Question

HELP!(:
Find any points of discontinuity for the rational function.
y= (x+6)(x+2)(x+8)/(x+9)(x+7)

Answer 1

Here We've
\[y=\frac{(x+6)(x+2)(x+8)}{(x+9)(x+7)}
\]
@Math4Life What is a discontinuity ? What do you think y is when x=-8?

Answer 2

I just solved and got the answer as x = –6, x = –2, x = –8

Answer 3

Oh these won't be discontinuities, y is zero which is finite. Zeros doesn't count as discontinuities. Find values of x which makes difficult to evaluate y or y cease to exist

Answer 4

@ash2326 u rigth!

Answer 5

@ash2326 I solved and got x = –6, x = –2, x = –8 am I correct or no?

Answer 6

No x=-6 y=0 which is finite, we didn't have any difficulty in evaluating this and so for x=-2 and x=-8. Try to find x which will make us worry!!!!
Answer is in the question

Answer 7

Hint: 1/0 is undefined.

Answer 8

ok @Math4Life I'll give you a hint
What's this?
\[\huge \frac{1}{0}\]

Answer 9

x=-9 and x=-7 are the only points of discontinuities

Answer 10

What values will make the denominator 0? Those are the values where there will be discontinuities.

Answer 11

@ash2326 wait so whats the answer? sorry like I said I was gone

Answer 12

@ash2396 is it x=-9 x=-7?

Answer 13

See my previous post:) Can you create that type of condition here?

Answer 14

@ash2326 is it x=-9 x=-7?

Answer 15

How did you get this?

Answer 16

@ash2326 @eliassaab said so

Answer 17

A rational function is contniuous everwhere except for points that make the denominator zero

Answer 18

@Math4Life just answers won't help.
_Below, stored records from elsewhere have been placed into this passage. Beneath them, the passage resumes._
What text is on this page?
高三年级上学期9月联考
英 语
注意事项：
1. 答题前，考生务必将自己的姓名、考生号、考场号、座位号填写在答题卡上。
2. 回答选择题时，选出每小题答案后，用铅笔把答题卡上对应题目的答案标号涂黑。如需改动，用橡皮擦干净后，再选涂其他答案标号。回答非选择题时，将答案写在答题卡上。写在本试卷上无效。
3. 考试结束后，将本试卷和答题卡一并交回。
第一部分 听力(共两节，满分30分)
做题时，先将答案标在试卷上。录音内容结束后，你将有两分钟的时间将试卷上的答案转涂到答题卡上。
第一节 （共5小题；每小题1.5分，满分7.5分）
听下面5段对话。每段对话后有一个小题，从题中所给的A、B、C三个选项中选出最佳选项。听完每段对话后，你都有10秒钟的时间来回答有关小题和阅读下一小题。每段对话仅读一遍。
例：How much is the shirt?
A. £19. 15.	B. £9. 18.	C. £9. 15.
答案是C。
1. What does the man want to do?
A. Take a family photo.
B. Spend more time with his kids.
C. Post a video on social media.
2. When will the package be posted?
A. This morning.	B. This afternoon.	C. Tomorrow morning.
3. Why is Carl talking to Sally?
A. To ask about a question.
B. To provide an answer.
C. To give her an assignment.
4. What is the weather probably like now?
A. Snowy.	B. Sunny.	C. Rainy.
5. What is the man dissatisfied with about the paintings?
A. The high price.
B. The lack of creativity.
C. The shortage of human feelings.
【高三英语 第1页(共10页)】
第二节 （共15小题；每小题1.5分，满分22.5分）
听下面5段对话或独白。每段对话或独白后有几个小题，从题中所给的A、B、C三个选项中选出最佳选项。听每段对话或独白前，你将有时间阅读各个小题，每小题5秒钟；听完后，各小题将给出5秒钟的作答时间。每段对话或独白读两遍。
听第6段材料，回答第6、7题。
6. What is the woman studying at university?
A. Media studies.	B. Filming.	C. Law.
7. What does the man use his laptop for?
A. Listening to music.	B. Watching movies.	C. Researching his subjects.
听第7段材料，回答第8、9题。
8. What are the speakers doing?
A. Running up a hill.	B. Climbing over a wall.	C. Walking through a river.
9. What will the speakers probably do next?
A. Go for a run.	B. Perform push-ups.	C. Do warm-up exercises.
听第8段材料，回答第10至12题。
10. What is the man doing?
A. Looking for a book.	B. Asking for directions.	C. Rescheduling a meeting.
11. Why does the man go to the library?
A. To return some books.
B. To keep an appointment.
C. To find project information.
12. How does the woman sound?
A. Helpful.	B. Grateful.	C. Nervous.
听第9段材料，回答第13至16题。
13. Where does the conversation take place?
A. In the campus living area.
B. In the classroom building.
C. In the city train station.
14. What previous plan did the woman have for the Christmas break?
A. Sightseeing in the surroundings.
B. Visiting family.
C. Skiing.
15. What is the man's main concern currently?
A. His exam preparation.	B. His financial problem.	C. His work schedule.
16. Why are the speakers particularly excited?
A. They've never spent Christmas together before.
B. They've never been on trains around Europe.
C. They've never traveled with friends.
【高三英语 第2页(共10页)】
Try to arrive by yourself. If you need any explanation I'm here

Answer 19

everywhere

Answer 20

What's a discontinuity? An asymptote?

Answer 21

@ash2326 Ya I know what your saying I'm just a little confused

Answer 22

@ash2326 I think thats the right answer and if it is can u explain to me how it is?

Answer 23

Okay:)

Answer 24

Rational functions always have a point where they cannot cross called an "asymptote" To find it, set your denominator terms to zero.

Answer 25

@Math4Life Suppose we have a function y given as
\[y=\frac{x-1}{x}\]
as we notice if x=1, numerator is zero.
\[y=\frac{0}{1}=0\]
that's easy to find. No problem at all.:D:D
If we try to plot the graph of y versus x. Then we'll put values of x and find y. It's easy but we don't know about the problem we could face:P

Answer 26

Also remember, in this case, there is a possibility of an oblique asymptote also. To find it, divide your numerator by your denominator.

Answer 27

The quotient will be the oblique asymptote, the remainder will be the distance from the asymptote.

Answer 28

I understand now I just asked a friend

Answer 29

Thanks for all your help people!

Answer 30

@Math4life The most dreadful point is x=0, which will make
\[y=\frac{-1}{0}\]
We can't find its value this is undefined:(:(

Answer 31

See the graph. It confirms that the points of discontinuities are x =-9 and x=-7

Answer 32

@Math4Life now in our question, There are two values of x which will make y undefined. Can you find those two xs?

Answer 33

@ash2326 I understand this now I just talked to a friend over the phone, thanks for all ur help!

Answer 34

Don't forget to find those obliques also.